Structured on your business context, this type of reporting enables you to prove security is a strategic investment. An MSSP with a customer assurance program built into the engagement assures it meets your expectations and provides proof in terms your business executives and board find clear and valuable to prove the ROI from your security spend.
5) Retain the control you need.
Because you retain liability should a breach occur, an MSSP that offers you the ability to choose the level of control you’d like to retain is an important consideration. This collaborative relationship is based on transparency into the MSSPs processes, staffing, and responsibilities, as well as how their work and expertise overlays that of your team. You decide what role your team plays and what role the MSSP plays in your overall cyber resilience strategy. Assisted reversibility is also a factor to explore so that your security maturity never loses momentum.
6) Deep collaboration that augments and extends your security team capabilities.

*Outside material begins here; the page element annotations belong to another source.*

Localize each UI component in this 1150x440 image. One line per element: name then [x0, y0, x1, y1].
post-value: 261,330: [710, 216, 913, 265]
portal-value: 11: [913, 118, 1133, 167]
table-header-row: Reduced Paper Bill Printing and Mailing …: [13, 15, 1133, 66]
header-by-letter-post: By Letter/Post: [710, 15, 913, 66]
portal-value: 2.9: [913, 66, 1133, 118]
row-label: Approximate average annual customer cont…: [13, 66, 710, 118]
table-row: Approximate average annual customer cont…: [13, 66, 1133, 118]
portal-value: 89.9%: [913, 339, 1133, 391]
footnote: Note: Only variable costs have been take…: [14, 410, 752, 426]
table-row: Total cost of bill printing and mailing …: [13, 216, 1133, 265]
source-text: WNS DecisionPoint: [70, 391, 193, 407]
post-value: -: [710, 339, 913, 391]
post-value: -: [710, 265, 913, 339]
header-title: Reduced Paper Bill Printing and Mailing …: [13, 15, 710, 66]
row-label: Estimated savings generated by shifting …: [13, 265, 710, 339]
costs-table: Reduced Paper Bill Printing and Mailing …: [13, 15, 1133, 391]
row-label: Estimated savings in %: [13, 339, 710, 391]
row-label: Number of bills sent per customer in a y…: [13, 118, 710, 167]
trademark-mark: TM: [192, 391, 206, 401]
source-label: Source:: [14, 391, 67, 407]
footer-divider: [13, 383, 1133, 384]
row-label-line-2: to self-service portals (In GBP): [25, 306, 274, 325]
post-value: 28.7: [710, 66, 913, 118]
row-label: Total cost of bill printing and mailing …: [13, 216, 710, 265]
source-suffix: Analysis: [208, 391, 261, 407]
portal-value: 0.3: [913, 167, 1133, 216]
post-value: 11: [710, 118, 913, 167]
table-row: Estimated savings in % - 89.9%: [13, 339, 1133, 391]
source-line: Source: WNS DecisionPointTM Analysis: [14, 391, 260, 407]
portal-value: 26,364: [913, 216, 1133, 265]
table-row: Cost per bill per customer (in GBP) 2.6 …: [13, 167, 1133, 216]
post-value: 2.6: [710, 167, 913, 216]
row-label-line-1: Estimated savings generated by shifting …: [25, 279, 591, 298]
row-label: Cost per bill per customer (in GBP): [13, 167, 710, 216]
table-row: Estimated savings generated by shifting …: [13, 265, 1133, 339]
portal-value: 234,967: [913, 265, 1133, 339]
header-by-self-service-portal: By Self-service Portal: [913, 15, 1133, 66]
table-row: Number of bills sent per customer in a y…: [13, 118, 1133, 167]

Working hand-in-hand with your team enables the MSSP’s security experts to quickly understand your environment and processes to help you enhance your security measures. You should feel like your MSSP is part of your team, bringing capabilities you lacked previously. The knowledge transfer that goes both ways makes both teams smarter and enables them to work collectively.
7) Proactive security services.
In addition to monitoring, detecting, and responding to existing threats, your MSSP should offer ideas and guidance that keep your organization ahead of emerging threats. The ability to decipher threat intelligence so you can use it to make better decisions, vulnerability scanning and management, and other additional services help to strengthen your resilience ongoingly. The MSSP’s security experts should work to continuously improve your security posture. Alert escalations should include guidance and recommendations for remediation that equip your team to act upon receipt. Resilience requires much more than an MSSP that only cares about checking the boxes on the SLA.
For years, companies have treated cybersecurity as an IT responsibility based on preventing security events. With a higher mandate to reduce operational risk, CISOs can now frame cybersecurity as a strategic asset rather than a cost center by showing how security investments support business innovation. Digital transformation initiatives are a prime example. Embedding security into new technologies, across systems, devices, and multi-cloud environments enables transformation projects to proceed securely. This builds internal confidence and reinforces organizational agility.
Rather than a priority focus on prevention, which becomes trickier by the day, resilience puts the focus squarely on minimizing financial losses and disruption. Fast recovery is the outcome of cyber resilience preparedness.
Resilience is also a competitive advantage. A strong security posture assures customers their data is safe, inviting net new customer acquisition and promoting retention.
With the right MSSP as a strategic partner, making the shift from security as prevention to cyber resilience is easier, faster, and justifiably worth the effort.